Presidential privilege

Executive privilege is a legal doctrine which allows the president to refuse to produce documents and evidence demanded by another branch of government, if he deems it vital that they remain confidential.

Fred Fielding, White House counsel, said in a letter to the chairs of the House and Senate judiciary committees: "I write at the direction of the president to advise and inform you that the president has decided to assert executive privilege." 

The Senate judiciary committee issued subpoenas against Taylor on June 16, seeking her testimony and further information.

The panel also sought to force the White House to provide further documents.

The House of Representatives judiciary committee meanwhile sought to compel testimony from Miers, a failed supreme court nominee.

Controversial dismissals

The showdown erupted over claims that Gonzales fired eight federal prosecutors last year purely for political reasons to benefit Bush's Republican party.

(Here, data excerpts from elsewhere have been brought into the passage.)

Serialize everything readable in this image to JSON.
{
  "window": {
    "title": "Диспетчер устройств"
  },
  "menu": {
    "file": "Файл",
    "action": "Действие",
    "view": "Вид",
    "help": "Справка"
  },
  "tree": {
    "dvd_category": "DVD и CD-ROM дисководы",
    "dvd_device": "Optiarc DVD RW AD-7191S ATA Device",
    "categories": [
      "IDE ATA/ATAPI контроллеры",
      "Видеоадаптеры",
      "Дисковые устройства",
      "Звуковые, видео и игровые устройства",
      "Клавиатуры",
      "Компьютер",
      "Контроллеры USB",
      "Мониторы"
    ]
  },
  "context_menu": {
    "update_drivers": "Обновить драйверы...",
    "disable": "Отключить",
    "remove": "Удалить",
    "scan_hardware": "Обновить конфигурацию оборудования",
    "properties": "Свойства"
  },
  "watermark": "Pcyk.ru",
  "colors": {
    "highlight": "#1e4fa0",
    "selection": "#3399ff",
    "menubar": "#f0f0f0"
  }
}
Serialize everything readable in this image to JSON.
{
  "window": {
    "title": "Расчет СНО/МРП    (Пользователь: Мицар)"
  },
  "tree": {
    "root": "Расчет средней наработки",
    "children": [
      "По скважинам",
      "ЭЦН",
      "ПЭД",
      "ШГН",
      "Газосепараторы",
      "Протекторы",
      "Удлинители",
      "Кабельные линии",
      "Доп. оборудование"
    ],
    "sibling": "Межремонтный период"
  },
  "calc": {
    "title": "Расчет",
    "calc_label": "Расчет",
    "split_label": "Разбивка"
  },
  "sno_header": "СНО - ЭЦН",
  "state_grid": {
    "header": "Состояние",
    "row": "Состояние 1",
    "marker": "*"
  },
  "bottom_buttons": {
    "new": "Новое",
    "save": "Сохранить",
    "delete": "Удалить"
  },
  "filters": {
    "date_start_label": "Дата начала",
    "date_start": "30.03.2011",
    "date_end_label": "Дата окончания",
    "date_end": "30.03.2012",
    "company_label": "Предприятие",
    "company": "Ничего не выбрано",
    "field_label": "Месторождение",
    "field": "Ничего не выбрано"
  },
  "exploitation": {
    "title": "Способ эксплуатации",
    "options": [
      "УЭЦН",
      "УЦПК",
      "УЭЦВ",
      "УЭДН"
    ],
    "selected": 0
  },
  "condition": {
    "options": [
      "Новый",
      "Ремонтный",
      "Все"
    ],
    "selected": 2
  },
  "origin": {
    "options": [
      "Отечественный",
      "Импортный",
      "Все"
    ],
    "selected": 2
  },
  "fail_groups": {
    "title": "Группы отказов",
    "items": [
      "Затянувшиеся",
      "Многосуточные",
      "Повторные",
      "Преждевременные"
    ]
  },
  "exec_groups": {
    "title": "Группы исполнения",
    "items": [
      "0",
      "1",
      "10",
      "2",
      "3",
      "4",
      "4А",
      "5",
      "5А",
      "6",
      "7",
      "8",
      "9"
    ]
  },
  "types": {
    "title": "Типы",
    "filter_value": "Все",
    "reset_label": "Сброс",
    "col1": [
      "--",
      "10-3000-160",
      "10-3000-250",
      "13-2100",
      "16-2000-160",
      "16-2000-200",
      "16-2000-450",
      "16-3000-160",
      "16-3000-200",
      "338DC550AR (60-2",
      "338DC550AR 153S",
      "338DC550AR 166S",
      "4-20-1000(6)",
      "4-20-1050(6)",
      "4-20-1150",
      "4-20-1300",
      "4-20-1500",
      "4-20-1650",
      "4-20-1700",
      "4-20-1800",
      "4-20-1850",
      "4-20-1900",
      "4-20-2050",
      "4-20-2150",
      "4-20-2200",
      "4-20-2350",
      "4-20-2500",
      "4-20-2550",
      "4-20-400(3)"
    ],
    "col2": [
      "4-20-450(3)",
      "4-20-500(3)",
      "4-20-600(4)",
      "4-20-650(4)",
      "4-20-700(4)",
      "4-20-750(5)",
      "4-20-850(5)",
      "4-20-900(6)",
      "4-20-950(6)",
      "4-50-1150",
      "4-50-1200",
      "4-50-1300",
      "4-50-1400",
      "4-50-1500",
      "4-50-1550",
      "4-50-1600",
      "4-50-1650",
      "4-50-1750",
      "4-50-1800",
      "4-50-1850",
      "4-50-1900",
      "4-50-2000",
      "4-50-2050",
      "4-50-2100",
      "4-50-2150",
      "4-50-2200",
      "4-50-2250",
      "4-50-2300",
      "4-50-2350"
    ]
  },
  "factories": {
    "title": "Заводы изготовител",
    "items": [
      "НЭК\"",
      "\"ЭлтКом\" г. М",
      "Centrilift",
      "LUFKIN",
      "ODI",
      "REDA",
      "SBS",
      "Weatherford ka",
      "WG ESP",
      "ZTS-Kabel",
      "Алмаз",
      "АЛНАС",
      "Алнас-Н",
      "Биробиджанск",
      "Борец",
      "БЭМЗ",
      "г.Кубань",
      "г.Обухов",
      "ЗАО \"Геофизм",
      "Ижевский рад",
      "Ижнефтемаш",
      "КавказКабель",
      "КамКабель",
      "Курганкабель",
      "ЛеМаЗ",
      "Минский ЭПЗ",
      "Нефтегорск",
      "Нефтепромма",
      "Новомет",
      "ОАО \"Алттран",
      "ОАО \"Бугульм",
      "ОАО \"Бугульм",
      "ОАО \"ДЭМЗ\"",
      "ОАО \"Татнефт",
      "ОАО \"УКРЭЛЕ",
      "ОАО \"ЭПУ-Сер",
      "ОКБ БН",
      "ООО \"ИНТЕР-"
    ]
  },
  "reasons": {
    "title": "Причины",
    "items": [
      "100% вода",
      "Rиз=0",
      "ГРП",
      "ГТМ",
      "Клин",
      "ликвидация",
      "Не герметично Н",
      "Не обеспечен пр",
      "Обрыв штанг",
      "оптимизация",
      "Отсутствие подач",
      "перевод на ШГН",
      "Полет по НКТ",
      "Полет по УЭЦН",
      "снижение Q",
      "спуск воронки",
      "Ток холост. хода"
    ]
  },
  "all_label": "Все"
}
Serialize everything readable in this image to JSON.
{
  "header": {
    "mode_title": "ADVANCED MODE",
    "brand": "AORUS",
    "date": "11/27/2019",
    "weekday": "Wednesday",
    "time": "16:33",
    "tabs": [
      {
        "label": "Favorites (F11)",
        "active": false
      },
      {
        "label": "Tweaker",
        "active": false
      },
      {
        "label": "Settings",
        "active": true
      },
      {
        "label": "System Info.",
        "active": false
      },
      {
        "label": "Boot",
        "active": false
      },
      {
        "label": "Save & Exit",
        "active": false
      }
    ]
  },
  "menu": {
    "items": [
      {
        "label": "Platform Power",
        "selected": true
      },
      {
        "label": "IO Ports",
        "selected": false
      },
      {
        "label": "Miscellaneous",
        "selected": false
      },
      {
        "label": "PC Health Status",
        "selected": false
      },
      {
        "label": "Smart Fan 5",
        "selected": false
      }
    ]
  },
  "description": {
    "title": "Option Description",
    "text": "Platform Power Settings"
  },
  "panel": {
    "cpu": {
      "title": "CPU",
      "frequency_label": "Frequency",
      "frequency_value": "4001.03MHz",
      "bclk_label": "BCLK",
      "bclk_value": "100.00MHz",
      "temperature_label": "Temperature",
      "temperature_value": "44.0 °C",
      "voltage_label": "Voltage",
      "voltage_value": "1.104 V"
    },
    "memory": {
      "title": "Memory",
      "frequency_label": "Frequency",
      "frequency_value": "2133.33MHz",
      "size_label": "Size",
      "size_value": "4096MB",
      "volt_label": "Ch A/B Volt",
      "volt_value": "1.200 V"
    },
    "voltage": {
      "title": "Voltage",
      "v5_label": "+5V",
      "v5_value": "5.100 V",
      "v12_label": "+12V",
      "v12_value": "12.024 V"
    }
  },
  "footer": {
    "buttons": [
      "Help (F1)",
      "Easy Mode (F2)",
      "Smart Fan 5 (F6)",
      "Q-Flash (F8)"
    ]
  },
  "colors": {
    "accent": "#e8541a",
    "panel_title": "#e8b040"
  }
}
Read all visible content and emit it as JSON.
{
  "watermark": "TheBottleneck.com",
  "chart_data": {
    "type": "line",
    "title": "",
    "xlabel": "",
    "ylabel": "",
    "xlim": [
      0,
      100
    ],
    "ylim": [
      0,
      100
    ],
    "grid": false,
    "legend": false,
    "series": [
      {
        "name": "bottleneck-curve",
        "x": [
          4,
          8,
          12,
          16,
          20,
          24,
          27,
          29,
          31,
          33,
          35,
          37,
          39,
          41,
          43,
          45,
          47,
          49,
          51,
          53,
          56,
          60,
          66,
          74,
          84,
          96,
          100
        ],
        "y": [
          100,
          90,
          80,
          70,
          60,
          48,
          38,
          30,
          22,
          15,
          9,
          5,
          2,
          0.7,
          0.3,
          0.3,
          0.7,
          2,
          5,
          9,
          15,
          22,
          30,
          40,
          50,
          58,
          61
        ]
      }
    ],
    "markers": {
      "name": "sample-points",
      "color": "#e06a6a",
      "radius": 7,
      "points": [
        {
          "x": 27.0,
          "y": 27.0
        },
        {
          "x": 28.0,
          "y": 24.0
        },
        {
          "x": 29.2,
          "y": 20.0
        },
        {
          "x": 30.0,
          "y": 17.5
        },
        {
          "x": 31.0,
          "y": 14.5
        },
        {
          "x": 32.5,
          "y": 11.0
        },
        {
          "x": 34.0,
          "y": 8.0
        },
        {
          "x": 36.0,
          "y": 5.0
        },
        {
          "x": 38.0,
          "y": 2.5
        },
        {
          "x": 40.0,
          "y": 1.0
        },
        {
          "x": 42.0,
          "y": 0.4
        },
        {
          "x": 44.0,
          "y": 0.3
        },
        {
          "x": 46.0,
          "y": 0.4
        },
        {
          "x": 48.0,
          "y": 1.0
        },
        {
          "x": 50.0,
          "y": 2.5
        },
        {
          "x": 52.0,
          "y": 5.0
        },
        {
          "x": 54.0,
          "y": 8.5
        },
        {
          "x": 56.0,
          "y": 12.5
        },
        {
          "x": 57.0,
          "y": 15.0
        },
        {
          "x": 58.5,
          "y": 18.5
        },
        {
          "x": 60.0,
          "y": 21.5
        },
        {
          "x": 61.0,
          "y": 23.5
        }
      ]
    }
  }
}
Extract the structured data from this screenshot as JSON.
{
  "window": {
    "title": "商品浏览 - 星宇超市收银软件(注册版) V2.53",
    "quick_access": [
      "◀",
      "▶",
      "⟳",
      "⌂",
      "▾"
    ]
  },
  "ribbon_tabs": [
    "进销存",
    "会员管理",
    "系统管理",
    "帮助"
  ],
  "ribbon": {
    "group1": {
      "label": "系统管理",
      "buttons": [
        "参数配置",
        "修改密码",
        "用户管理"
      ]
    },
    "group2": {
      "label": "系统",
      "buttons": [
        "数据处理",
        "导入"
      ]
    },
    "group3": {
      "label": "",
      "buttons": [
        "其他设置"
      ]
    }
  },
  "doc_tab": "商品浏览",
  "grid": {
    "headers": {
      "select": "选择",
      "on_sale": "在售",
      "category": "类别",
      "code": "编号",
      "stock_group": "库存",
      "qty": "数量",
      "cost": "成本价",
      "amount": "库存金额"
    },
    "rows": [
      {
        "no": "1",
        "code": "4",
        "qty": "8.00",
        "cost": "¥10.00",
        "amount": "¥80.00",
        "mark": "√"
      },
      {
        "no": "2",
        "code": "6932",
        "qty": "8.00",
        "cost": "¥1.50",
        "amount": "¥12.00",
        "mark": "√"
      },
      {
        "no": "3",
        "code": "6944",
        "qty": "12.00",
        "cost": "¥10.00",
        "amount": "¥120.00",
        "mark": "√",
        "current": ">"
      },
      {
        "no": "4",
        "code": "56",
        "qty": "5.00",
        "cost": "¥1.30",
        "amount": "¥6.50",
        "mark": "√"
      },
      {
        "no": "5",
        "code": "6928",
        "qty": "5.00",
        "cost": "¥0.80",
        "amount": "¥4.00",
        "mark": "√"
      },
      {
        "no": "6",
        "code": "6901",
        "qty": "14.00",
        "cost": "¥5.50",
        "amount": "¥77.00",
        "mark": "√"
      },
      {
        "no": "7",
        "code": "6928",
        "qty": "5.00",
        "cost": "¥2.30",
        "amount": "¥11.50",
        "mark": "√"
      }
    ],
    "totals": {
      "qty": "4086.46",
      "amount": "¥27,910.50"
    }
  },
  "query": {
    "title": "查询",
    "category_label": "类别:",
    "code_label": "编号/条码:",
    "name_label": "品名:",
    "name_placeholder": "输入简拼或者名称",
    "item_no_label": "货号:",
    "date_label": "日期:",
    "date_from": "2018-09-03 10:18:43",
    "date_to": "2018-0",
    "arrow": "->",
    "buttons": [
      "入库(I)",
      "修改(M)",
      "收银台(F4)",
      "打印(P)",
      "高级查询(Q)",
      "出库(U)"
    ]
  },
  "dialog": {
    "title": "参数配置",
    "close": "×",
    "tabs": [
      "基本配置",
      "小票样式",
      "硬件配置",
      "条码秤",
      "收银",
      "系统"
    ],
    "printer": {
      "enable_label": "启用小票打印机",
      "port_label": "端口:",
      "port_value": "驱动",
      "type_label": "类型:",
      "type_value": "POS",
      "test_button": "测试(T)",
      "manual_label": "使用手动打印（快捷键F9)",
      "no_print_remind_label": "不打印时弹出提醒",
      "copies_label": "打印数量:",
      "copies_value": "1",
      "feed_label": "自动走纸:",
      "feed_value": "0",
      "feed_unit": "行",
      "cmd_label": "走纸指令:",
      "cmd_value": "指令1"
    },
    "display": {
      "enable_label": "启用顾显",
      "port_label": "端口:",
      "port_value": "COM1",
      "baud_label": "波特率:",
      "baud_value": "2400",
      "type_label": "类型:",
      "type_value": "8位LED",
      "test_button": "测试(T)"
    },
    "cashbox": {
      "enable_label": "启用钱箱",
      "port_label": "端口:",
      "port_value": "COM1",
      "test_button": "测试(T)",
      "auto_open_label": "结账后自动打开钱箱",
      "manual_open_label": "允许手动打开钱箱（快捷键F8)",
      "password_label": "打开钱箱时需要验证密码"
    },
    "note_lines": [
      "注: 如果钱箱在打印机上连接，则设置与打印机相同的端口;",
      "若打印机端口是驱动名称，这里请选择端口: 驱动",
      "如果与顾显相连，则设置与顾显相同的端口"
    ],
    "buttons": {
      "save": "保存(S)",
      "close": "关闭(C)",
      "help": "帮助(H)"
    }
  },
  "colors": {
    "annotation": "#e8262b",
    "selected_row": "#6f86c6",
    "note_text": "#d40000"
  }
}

The attorney general has denied the charges.

Bush has resisted pressure from Democrats and members of his own Republican party to fire Gonzales.

The attorney general was linked to the row in March after evidence and testimony given by a former aide.

On another legal front on Wednesday, the Senate judiciary committee issued subpoenas against the White House and the office of Dick Cheney, the US vice-president, over a wiretap programme conducted without a warrant.

The subpoenas sought documents relating to the programme of eavesdropping on international emails and telephone calls adopted after the September 11 attacks in 2001.